L’Amérique, c’est Janus : deux pays en un, qui vivent côte à côte et se méprisent. D’un côté, les électeurs de Hillary Clinton. Démocrates de Brooklyn ou de San Francisco qui lisent le New York Times en prenant le métro ou en sirotant un expresso, et qui ne comprennent pas que l’on puisse voter Trump. De l’autre, les partisans du tycoon devenu chef d’État. Qui roulent en gros pick-up et regardent Fox News. Eux ne comprennent pas que l’on puisse choisir l’ex-secrétaire d’État d’Obama.

L’Amérique des ploucs blancs a pris sa revanche

La Californie ou le New Jersey, la côte Est et la côte Ouest, contre le Texas ou le Wisconsin, le pays profond. C’est un brin caricatural, mais pas si éloigné de la réalité. Trump a gagné parce qu’il a su s’adresser à cette Amérique qui a perdu confiance. En elle-même, en ses dirigeants et politiciens, en ses institutions. Depuis la seconde guerre d’Irak, en somme, quand elle a compris qu’on se moquait d’elle. Cela a empiré avec la crise de 2008.

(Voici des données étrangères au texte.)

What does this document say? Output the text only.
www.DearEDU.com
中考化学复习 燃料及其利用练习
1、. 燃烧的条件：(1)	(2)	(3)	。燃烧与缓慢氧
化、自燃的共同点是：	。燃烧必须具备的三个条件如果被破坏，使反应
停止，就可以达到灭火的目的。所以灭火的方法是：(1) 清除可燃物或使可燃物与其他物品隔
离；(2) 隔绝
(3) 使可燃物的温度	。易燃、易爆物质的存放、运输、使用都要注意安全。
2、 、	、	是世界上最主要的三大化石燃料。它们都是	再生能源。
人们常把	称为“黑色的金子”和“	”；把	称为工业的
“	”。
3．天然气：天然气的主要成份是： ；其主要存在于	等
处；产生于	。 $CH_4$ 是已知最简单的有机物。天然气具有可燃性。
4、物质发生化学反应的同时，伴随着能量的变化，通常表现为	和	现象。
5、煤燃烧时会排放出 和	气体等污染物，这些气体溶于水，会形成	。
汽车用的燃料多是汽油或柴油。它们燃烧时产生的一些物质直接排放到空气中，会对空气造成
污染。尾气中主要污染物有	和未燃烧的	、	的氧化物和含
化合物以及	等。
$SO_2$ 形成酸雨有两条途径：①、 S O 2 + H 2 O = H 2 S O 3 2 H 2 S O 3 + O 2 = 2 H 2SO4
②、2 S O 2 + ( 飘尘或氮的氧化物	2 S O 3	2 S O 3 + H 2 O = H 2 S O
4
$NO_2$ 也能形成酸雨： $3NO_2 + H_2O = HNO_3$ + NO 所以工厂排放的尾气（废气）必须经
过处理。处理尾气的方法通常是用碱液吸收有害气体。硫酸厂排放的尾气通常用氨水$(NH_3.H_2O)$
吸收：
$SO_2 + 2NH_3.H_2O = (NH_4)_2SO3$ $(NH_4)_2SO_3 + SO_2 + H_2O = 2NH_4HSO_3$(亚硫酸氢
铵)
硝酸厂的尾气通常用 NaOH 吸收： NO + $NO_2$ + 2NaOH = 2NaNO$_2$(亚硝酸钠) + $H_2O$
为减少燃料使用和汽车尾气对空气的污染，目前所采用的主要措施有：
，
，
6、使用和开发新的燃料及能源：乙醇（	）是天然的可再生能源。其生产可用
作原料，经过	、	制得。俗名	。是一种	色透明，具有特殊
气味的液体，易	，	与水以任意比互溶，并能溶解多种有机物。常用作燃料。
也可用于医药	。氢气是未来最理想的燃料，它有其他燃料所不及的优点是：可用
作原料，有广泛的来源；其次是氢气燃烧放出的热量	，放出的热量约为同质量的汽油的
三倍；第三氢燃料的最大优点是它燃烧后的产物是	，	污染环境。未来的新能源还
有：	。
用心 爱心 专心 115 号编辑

Les banques, l’immobilier, la Bourse, tout est parti à vau-l’eau. Cette Amérique déclassée, pessimiste, parfois anxieuse, toujours nostalgique, se sent d’autant plus abandonnée qu’elle n’arrive plus à s’en sortir. Elle rame, même en cumulant les jobs. Elle a aussi le sentiment que les dés sont pipés, que les règles du jeu sont faites par les élites pour les élites. Pis, elle se sait méprisée par le camp d’en face, qui pense qu’elle est sectaire, bête et méchante, souvent raciste. Bref, l’Amérique des ploucs blancs a pris sa revanche.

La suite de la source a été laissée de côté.